Unit tests are not a problem. As for the equality function, do you know if the current one is not enough? https://github.com/thom311/libnl/blob/main/lib/route/route_obj.c#L395
As for the keygen, https://github.com/thom311/libnl/blob/main/lib/route/route_obj.c#L335 Would it be enough to extend this route_hash_key struct? But I'm not sure how hashing should done for nexthops.
One more question, about projects API/ABI. This change would have a big impact on route lookup behavior, are we ok with that? Or do we need another API?
Unit tests are not a problem. As for the equality function, do you know if the current one is not enough? https://github.com/thom311/libnl/blob/main/lib/route/route_obj.c#L395
That's just the compare function. It matters that the caller passes the right uint64_t attrs argument. Search for oo_id_attrs (which is an inadequate list of attributes).

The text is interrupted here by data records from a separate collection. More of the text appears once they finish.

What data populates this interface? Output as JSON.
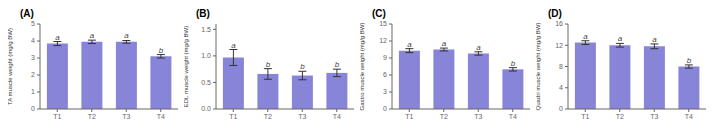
{
  "chart_data": [
    {
      "type": "bar",
      "title": "(A)",
      "ylabel": "TA muscle weight (mg/g BW)",
      "categories": [
        "T1",
        "T2",
        "T3",
        "T4"
      ],
      "values": [
        3.85,
        3.95,
        3.95,
        3.1
      ],
      "errors": [
        0.12,
        0.1,
        0.08,
        0.1
      ],
      "annotations": [
        "a",
        "a",
        "a",
        "b"
      ],
      "ylim": [
        0,
        5
      ],
      "yticks": [
        0,
        1,
        2,
        3,
        4,
        5
      ],
      "color": "#8884d8"
    },
    {
      "type": "bar",
      "title": "(B)",
      "ylabel": "EDL muscle weight (mg/g BW)",
      "categories": [
        "T1",
        "T2",
        "T3",
        "T4"
      ],
      "values": [
        0.97,
        0.66,
        0.63,
        0.68
      ],
      "errors": [
        0.15,
        0.1,
        0.08,
        0.07
      ],
      "annotations": [
        "a",
        "b",
        "b",
        "b"
      ],
      "ylim": [
        0,
        1.6
      ],
      "yticks": [
        {
          "value": 0,
          "label": "0.0"
        },
        0.5,
        {
          "value": 1,
          "label": "1.0"
        },
        1.5
      ],
      "color": "#8884d8"
    },
    {
      "type": "bar",
      "title": "(C)",
      "ylabel": "Gastro muscle weight (mg/g BW)",
      "categories": [
        "T1",
        "T2",
        "T3",
        "T4"
      ],
      "values": [
        10.3,
        10.5,
        9.8,
        7.0
      ],
      "errors": [
        0.35,
        0.25,
        0.3,
        0.3
      ],
      "annotations": [
        "a",
        "a",
        "a",
        "b"
      ],
      "ylim": [
        0,
        15
      ],
      "yticks": [
        0,
        3,
        6,
        9,
        12,
        15
      ],
      "color": "#8884d8"
    },
    {
      "type": "bar",
      "title": "(D)",
      "ylabel": "Quadri muscle weight (mg/g BW)",
      "categories": [
        "T1",
        "T2",
        "T3",
        "T4"
      ],
      "values": [
        12.5,
        12.0,
        11.8,
        8.0
      ],
      "errors": [
        0.35,
        0.35,
        0.45,
        0.3
      ],
      "annotations": [
        "a",
        "a",
        "a",
        "b"
      ],
      "ylim": [
        0,
        16
      ],
      "yticks": [
        0,
        4,
        8,
        12,
        16
      ],
      "color": "#8884d8"
    }
  ]
}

As for the keygen, https://github.com/thom311/libnl/blob/main/lib/route/route_obj.c#L335 Would it be enough to extend this route_hash_key struct? But I'm not sure how hashing should done for nexthops.
In any case, the hashing should agree with the oo_id_attrs and be about the identifying attributes. I guess, theoretically, it also may only be a subset of those, but optimally the oo_id_attrs and the hash function fully agree.
One more question, about projects API/ABI.
Breaking API/ABI is best avoided. Here, the ABI/API wouldn't change.
Well, the behavior would certainly change, in a notable way (you may call that an API break). But in this case, I think it qualifies as a necessary bugfix. I think it's desirable to change behavior for the current cache implementation (if done correctly).
there is also the problem, that sometimes the netlink events are not "complete". Or better, they have to be inferred.
Having a cache means that routes have a clear identifier (e.g. a set of attributes). You cannot configure two routes in kernel, which have the same values in these attributes. For example, the ifindex is part of the identifying attributes. If you do ip route replace, then kernel may drop another route ("other" according to the route identifier), and send a RTM_NEWROUTE message for the new route. Granted, the message has a NLM_F_REPLACE flag, so you can tell something was replaced. But then you are supposed to search the cache for the route that was replaced. That is hard (it also means, the routes must be kept sorted in the order how they were dumped, because the first route in that order was replaced).
Otherwise, an ip route replace will leave zombie entries that are not actually there anymore.
I faced the same issue with some IPv4 routes.
I clarify with an example.
This is the output of ip route list:
default dev eth0 proto static
192.168.0.0/24 dev eth0 proto kernel scope link src 192.168.0.120
192.168.2.0/24 dev eth1 proto kernel scope link src 192.168.1.120
192.168.3.0/24 dev eth2 proto kernel scope link src 192.168.2.120
239.30.1.100 dev eth2 proto static
239.30.1.100 dev eth1 proto static
And this what I get on the same machine with nl-route-list -t 254:
inet default table main type unicast via dev eth0
inet 192.168.0.0/24 table main type unicast via dev eth0
inet 192.168.2.0/24 table main type unicast via dev eth1
inet 192.168.3.0/24 table main type unicast via dev eth2
inet 239.30.1.100 table main type unicast via dev eth2
You can notice that one route to 239.30.1.100 is missing.
Since both routes to 239.30.1.100 are hashed using the same data, only one of them is added to the hash table ending up with a mismatch between the actual situation (the kernel), correctly displayed by iproute2, and the one reported by libnl (via nl-route-list).
I solved patching route_obj.c, extending the data on which the hash value is computed appending the bytes corresponding to the interface index of all the next hops included into the route. This should not break any compatibility, but ensure that all the routes returned by the kernel that differs only for the 'via/gateway' data are stored and returned correctly. You can see the code I added in the attached file.
0001-route-hashing-with-nexthop.tar.gz
I am aware that this is probably not a solution that covers all possible cases (in terms of different routes sharing the same key data), but I think it can provide a starting point and/or insights for an "official" implementation.